Felipe Ternes de Oliveira, também conhecido como Palhaço Sarrafo, é um dos fundadores da Cia. dos Palhaços, uma companhia de Curitiba que trabalha estudando a figura do palhaço e realizando apresentações para os mais variados públicos. Para ele, é justamente essa saída do picadeiro uma das evoluções do clown. "O circo tradicional está perdendo espaço, e o palhaço desse circo também. Não só para o circo novo, como o Cirque du Soleil, mas também para a cena teatral. Hoje o palhaço está nos palcos, mas também nas ruas e na televisão.
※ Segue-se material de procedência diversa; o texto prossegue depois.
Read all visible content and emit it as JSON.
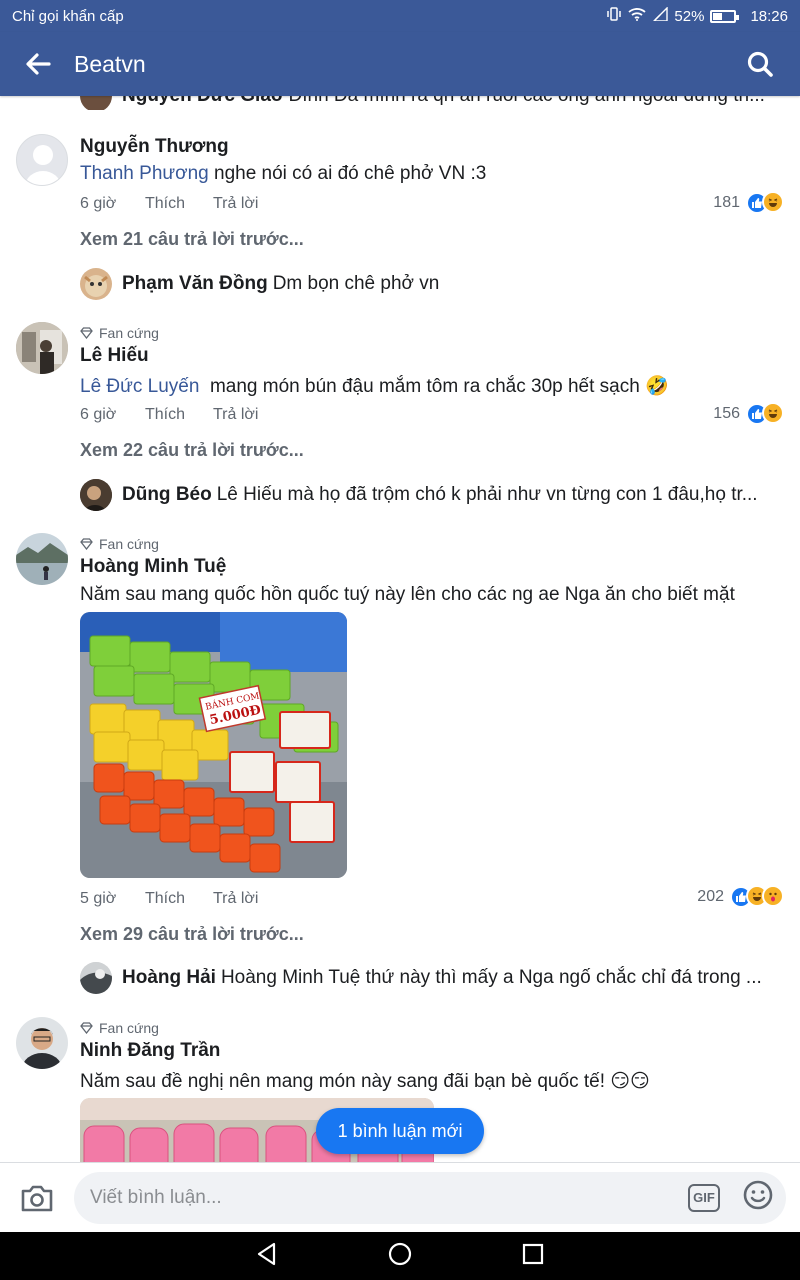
{
  "status_bar": {
    "carrier": "Chỉ gọi khẩn cấp",
    "battery": "52%",
    "time": "18:26"
  },
  "app_bar": {
    "title": "Beatvn"
  },
  "clipped_reply": {
    "name": "Nguyễn Đức Giao",
    "text": "Đình Đà mình ra qn ăn ruồi các ông anh ngoài đứng th..."
  },
  "comments": [
    {
      "name": "Nguyễn Thương",
      "mention": "Thanh Phương",
      "text": " nghe nói có ai đó chê phở VN :3",
      "time": "6 giờ",
      "like": "Thích",
      "reply": "Trả lời",
      "reaction_count": "181",
      "more_replies": "Xem 21 câu trả lời trước...",
      "last_reply": {
        "name": "Phạm Văn Đồng",
        "text": "Dm bọn chê phở vn"
      }
    },
    {
      "badge": "Fan cứng",
      "name": "Lê Hiếu",
      "mention": "Lê Đức Luyến",
      "text": "  mang món bún đậu mắm tôm ra chắc 30p hết sạch 🤣",
      "time": "6 giờ",
      "like": "Thích",
      "reply": "Trả lời",
      "reaction_count": "156",
      "more_replies": "Xem 22 câu trả lời trước...",
      "last_reply": {
        "name": "Dũng Béo",
        "text": "Lê Hiếu mà họ đã trộm chó k phải như vn từng con 1 đâu,họ tr..."
      }
    },
    {
      "badge": "Fan cứng",
      "name": "Hoàng Minh Tuệ",
      "text": "Năm sau mang quốc hồn quốc tuý này lên cho các ng ae Nga ăn cho biết mặt",
      "photo": {
        "label1": "BÁNH COM",
        "label2": "5.000Đ"
      },
      "time": "5 giờ",
      "like": "Thích",
      "reply": "Trả lời",
      "reaction_count": "202",
      "more_replies": "Xem 29 câu trả lời trước...",
      "last_reply": {
        "name": "Hoàng Hải",
        "text": "Hoàng Minh Tuệ thứ này thì mấy a Nga ngố chắc chỉ đá trong ..."
      }
    },
    {
      "badge": "Fan cứng",
      "name": "Ninh Đăng Trần",
      "text": "Năm sau đề nghị nên mang món này sang đãi bạn bè quốc tế! 😏😏"
    }
  ],
  "new_comment_pill": "1 bình luận mới",
  "composer": {
    "placeholder": "Viết bình luận...",
    "gif": "GIF"
  },
  "colors": {
    "brand": "#3b5998",
    "link": "#385898",
    "pill": "#1877f2",
    "like": "#1877f2",
    "haha": "#f7b125"
  }
}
As pessoas estão estudando mais a arte e isso está possibilitando sua difusão", diz Oliveira.

Entretanto, ele diz que o preconceito persiste. "Algumas pessoas não entendem que o palhaço do palco tem uma outra proposta do circense e não o assistem por achar que é um espetáculo infantil. Hoje há espetáculos para adultos, crianças, pacientes no hospital e para empresas específicas", enumera.

Humor necessário

Ainda assim, o humor do clown ou do palhaço se mostra cada vez mais necessário. É o que diz o escritor e jornalista Luiz Andrioli, que pesquisa há anos o ambiente do circo e seus personagens principais, os palhaços. Andrioli, que também tem formação de ator, acredita que a linguagem acessível e lúdica do palhaço é pertinente em um momento em que o humor, com a febre do stand-up, é mais agressivo e, muitas vezes, baseado em insultos. "O palhaço, por excelência, é alguém que faz piada consigo próprio, expõe a fragilidade do humano. É por isso que todo mundo ri quando ele tropeça numa casca de banana, mostra que todos nós podemos cair."